I've been really sick, so i havent been doing shit. Tuesday I worked all day.. Me and Shomie just chilled steady all day.. We were trying to get Joel to catch on that weekday usher doesn't do shit, but he wasn't gettin it.. So me and Shomie just talked all day and chilled. my dad picked me up from work at 5pm. I went home, ate and got a shower. Around 9:30 Becka and Tom picked me up to go see Twlight. We met up with Jesse. The movie was AMAZING! I loved it.. so did becka. Jesse said it was what he expected, whatever the fuck that means. But it was a good fucking movie.

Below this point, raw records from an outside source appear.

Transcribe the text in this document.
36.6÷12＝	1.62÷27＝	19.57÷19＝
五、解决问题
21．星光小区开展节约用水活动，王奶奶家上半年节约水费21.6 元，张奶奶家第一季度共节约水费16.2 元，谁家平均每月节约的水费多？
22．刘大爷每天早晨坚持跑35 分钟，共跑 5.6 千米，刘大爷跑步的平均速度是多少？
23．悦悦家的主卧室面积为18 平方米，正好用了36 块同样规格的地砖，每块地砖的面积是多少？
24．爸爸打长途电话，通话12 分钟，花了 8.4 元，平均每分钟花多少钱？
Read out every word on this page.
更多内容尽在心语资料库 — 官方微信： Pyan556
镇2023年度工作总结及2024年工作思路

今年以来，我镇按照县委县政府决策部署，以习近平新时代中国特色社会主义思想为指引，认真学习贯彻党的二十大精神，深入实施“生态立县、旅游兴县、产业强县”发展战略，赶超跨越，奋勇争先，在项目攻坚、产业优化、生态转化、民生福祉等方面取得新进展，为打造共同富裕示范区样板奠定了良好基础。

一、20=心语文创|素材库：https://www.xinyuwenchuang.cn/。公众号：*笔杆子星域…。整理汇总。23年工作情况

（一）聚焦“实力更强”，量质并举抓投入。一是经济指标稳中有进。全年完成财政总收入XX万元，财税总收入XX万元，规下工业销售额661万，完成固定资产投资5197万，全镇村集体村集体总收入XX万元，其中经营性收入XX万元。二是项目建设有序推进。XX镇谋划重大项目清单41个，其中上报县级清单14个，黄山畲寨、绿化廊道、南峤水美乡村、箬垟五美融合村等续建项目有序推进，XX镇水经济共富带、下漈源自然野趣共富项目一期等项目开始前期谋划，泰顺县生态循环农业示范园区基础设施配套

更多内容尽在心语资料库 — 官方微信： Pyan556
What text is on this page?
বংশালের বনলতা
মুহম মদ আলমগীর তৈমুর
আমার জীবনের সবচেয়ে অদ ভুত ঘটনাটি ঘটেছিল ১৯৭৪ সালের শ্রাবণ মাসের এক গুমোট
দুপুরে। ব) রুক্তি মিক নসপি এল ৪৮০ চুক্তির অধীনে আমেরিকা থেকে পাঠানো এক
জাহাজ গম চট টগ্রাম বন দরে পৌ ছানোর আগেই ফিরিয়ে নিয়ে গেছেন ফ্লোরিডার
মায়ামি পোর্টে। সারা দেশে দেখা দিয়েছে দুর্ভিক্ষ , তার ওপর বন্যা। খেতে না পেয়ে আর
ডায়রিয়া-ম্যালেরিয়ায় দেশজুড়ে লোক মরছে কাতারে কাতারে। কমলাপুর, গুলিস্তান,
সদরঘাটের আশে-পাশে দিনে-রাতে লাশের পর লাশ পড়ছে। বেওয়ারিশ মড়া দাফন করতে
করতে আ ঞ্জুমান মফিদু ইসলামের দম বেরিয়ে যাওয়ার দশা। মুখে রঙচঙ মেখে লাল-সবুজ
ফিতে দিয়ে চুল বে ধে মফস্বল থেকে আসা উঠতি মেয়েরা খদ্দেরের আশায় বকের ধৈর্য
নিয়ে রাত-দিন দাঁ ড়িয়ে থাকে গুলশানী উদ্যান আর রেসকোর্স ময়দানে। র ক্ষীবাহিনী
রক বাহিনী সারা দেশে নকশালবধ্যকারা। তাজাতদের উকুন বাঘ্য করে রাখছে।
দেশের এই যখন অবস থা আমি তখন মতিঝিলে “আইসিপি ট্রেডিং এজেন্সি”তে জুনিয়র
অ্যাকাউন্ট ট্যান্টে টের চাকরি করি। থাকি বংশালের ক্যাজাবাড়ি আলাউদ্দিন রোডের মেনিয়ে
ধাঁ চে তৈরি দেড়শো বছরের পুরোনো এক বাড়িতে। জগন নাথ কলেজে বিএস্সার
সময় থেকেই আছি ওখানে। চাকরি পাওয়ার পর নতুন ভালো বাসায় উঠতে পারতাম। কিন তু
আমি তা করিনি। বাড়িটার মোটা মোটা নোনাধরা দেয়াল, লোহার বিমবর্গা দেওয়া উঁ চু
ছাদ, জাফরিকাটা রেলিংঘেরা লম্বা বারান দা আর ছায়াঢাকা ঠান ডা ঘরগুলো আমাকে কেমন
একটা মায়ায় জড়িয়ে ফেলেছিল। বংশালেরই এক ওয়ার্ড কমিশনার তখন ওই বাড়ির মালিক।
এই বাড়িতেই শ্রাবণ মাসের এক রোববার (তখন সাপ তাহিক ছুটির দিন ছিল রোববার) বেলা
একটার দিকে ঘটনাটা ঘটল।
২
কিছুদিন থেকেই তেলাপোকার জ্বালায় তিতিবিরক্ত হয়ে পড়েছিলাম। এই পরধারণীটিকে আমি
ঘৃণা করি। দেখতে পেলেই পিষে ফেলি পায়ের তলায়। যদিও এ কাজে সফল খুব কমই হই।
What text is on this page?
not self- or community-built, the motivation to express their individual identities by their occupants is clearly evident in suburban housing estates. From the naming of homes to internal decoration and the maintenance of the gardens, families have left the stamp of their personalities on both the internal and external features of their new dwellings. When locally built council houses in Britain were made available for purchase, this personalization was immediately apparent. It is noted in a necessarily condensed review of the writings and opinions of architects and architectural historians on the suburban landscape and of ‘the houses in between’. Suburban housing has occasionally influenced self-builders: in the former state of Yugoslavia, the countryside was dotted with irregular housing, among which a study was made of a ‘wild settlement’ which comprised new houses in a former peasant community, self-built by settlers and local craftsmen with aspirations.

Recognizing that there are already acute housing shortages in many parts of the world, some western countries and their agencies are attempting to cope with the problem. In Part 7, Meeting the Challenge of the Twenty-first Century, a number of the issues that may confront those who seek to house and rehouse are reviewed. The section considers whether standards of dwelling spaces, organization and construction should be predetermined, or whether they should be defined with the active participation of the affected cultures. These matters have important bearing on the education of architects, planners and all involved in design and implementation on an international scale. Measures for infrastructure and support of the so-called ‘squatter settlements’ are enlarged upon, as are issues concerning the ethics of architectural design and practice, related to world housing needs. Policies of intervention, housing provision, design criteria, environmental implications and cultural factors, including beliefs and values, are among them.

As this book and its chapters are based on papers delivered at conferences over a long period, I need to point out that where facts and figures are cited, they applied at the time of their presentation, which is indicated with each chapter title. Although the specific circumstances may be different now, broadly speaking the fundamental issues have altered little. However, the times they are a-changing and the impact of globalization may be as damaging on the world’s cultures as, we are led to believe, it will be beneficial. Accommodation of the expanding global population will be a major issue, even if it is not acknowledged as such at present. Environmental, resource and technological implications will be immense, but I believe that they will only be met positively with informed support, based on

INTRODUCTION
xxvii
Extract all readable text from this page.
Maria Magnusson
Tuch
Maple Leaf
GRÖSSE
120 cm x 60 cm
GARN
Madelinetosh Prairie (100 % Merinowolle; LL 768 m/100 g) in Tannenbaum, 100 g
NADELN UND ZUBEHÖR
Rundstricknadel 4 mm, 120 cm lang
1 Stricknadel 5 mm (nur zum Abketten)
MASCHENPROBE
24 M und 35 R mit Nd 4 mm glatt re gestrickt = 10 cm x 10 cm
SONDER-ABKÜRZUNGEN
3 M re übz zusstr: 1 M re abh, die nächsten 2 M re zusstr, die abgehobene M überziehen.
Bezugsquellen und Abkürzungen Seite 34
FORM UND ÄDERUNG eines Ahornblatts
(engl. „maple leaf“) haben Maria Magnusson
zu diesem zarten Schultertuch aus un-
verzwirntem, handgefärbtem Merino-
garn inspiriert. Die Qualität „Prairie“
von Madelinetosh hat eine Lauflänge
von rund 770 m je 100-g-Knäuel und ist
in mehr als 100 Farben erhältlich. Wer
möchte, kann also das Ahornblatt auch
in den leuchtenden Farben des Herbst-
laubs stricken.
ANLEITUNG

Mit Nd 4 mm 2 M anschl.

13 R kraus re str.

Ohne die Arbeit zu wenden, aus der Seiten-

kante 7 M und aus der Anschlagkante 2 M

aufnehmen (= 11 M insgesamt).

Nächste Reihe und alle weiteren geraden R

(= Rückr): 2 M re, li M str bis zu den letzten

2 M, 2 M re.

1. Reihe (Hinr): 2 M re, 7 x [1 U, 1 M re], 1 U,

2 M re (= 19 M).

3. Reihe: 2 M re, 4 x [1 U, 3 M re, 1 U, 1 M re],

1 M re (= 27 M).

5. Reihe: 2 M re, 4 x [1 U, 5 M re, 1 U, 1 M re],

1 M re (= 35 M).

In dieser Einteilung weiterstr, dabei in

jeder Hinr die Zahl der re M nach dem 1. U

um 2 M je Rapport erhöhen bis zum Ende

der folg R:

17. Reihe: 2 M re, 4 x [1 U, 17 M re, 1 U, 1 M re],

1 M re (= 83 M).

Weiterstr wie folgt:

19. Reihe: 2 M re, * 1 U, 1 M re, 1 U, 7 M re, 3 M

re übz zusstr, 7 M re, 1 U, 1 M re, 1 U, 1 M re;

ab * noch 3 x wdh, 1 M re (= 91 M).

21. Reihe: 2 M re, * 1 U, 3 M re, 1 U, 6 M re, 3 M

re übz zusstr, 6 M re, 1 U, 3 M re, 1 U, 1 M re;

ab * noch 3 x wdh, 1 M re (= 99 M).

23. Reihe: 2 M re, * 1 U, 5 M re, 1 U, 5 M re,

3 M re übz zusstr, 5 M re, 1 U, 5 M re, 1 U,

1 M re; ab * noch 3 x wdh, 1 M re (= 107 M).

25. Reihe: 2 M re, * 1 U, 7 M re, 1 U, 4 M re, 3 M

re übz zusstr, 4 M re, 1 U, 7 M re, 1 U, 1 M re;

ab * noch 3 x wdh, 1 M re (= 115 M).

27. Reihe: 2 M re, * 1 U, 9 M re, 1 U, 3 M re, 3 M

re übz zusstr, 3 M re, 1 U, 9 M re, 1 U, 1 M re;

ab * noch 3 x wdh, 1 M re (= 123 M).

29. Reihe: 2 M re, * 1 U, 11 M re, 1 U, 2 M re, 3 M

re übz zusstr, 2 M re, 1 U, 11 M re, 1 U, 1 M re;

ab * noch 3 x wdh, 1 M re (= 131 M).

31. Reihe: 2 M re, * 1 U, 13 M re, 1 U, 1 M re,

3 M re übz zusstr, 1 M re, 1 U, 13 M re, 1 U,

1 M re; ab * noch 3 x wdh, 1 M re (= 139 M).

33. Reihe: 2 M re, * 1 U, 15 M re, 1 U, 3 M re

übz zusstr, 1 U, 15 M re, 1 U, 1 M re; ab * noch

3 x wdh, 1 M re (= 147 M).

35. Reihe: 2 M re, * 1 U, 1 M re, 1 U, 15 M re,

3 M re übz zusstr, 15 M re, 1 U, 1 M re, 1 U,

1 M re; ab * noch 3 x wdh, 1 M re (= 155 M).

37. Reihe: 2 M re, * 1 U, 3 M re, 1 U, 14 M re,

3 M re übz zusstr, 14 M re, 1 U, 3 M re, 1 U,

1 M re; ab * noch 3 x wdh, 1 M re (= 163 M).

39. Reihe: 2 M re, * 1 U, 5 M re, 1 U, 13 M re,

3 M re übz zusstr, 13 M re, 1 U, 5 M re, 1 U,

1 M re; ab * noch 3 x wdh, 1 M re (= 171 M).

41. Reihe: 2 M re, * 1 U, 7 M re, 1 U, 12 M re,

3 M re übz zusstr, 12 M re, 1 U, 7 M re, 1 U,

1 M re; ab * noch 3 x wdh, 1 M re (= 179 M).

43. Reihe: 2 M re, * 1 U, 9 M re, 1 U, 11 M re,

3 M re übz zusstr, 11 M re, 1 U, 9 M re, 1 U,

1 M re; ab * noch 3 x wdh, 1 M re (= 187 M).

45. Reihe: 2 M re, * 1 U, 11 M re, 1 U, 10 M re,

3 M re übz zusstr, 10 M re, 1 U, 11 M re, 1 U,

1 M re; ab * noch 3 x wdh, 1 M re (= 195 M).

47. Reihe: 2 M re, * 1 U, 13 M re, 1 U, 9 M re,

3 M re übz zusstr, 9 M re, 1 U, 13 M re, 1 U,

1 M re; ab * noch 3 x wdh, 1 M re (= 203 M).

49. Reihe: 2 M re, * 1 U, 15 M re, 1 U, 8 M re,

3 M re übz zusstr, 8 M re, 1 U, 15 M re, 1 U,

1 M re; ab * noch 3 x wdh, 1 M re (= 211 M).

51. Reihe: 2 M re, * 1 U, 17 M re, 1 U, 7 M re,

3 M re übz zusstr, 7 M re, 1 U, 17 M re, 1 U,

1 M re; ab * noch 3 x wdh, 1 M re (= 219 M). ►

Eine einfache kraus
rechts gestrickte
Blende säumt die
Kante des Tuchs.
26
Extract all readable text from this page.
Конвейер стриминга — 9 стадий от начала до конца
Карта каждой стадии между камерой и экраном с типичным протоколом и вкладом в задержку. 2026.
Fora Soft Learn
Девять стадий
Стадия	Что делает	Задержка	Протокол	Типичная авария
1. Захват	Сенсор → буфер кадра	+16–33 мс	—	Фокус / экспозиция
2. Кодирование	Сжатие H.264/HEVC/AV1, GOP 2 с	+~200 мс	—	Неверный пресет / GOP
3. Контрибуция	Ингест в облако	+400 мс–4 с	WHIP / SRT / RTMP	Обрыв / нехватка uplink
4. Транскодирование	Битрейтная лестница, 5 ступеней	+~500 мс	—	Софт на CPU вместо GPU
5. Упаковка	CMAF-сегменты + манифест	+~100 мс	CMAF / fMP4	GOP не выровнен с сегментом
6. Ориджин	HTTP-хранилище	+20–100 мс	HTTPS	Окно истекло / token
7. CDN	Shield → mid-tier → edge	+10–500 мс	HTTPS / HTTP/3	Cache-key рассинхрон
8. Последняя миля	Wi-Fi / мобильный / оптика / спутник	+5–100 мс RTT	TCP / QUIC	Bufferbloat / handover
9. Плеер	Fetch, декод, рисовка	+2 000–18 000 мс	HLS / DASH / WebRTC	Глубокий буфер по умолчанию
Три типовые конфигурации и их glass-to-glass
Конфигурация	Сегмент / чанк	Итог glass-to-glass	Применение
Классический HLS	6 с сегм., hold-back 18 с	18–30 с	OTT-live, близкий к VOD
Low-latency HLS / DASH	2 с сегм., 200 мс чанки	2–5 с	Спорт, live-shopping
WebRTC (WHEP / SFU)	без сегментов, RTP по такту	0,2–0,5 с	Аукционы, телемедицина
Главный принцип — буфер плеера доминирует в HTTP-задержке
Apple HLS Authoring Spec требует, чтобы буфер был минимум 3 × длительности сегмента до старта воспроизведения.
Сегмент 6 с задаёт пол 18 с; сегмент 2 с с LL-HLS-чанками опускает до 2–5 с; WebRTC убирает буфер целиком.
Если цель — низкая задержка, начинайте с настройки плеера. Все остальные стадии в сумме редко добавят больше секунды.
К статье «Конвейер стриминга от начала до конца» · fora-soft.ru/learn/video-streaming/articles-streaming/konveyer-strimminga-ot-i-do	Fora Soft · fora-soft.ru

This morning I woke up at 4am, dieing. I couldnt breath or anything. I've felt like shit all day. I literally went to feed the horses, than came home and slept the rest of the day. And I STILL feel terrible. I worked on my scrapbook a little bit, but im just soo bored of sitting around. I WANT a car. I have someone coming to look at my truck on Friday, I hope they buy it.. That'll give me a down payment for a new car, or atleast a good amount towards one. So lets cross our fingers!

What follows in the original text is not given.